The linking chain between two pyridinium rings is another important factor influencing oximes’ potency. Although this part of oxime reactivator molecule does not play any role in the dephosphorylation process, it is a major factor influencing reactivation rates [19,20]. There is also only one difference between the obidoxime and trimedoxime connection chains (linkers). Obidoxime has oxygen in the linking chain. Obidoxime reactivation potency in both the peripheral and also the central compartment was worse than the reactivation efficacy of trimedoxime. Similar molecular structures are the newly synthesized oximes K027 (one oxime group is replaced by an amidic group) and K156 (there is only one oxime group in the molecule), but none of both oximes were able to reactivate cyclosarin-inhibited cholinesterases. It is clear, that presence of one oxime group is necessary for reactivation process. The presence of second one does not increase reactivation potency in the case of intoxication caused by tabun, but in cyclosarin-inhibited cholinesterases it can play positive role.

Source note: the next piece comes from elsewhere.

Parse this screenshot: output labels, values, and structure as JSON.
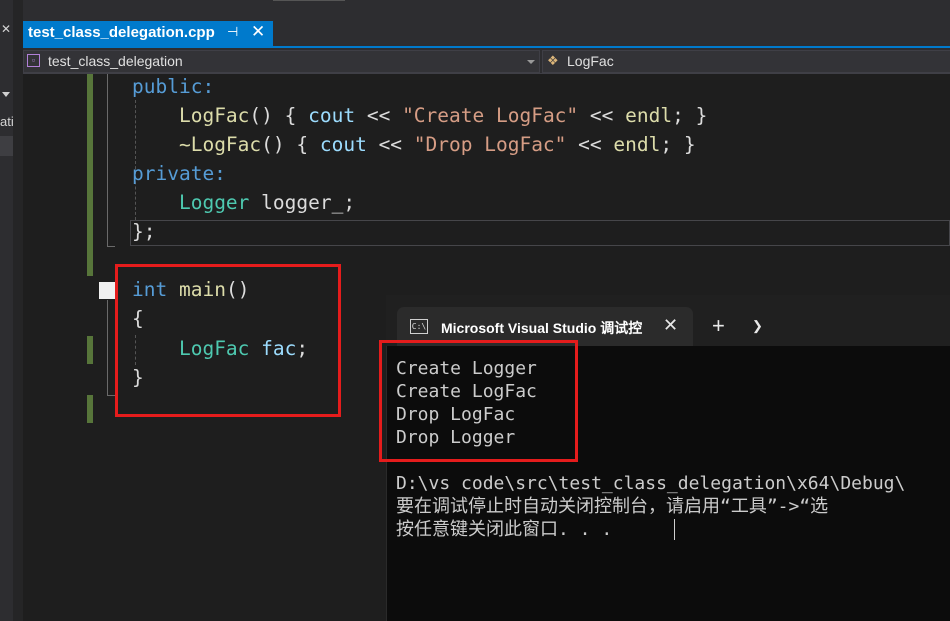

The other change is a double bond in chain (oximes K206, K269, K203 and K075). Double bonds make the linker more rigid and change the reactivator’s conformation [21]. This change in conformation can influence interaction between oxime and internal structure of enzyme. These oximes were ineffective in both compartments. The oxygen in the linker also can change oxime conformation. If we compare reactivation efficacy of obidoxime and trimedoxime, is clear that oxygen in the linker demonstrably decrease the reactivation potency [22].

The inhibitions of ChE in CNS after administration of cyclosarin were strong. The depression of AChE was stronger than inhibition of BChE. The reactivations of both ChE using newly synthesized oximes were not statistically significant. Only HI-6 and trimedoxime were able to partially protect the ChE in brain.

3. Experimental Section

3.1. Chemicals

The nerve agent cyclosarin (GF agent; O-cyclohexyl-N,N-methyl phosphonofluoridate) of 97% purity was obtained from Military Technical Institute of Protection (Brno, Czech Republic) and stored in glass ampoules (0.3 mL). Its solution for experiments was prepared immediately before use due to the known spontaneous hydrolysis during long term storage. All other chemicals were obtained from Sigma-Aldrich (Prague, Czech Republic). Oximes were synthesized at the Department of Toxicology, Faculty of Military Health Sciences (Hradec Kralove, Czech Republic). The purity of prepared oximes was approximately 96–99% [914].

3.2. Animals

Male Wistar rats, weighing from 180 to 200 g, were purchased from Anlab s.r.o. (Prague, Czech Republic). The animals were maintained in an air-conditioned room (the temperature were 22 ± 2 °C, the humidity was 50 ± 10%, with light from 7 a.m. to 7 p.m.), and were allowed free access to standard chow type SP 1, achieved from Velas s.r.o. (Prague, Czech Republic) and tap water. Housing of animals was realized in the Central Vivarium of Faculty of Military Health Sciences, Hradec Kralove. The experiment was performed under permission and supervision of the Ethic Committee of the Faculty of Military Health Sciences, Hradec Kralove.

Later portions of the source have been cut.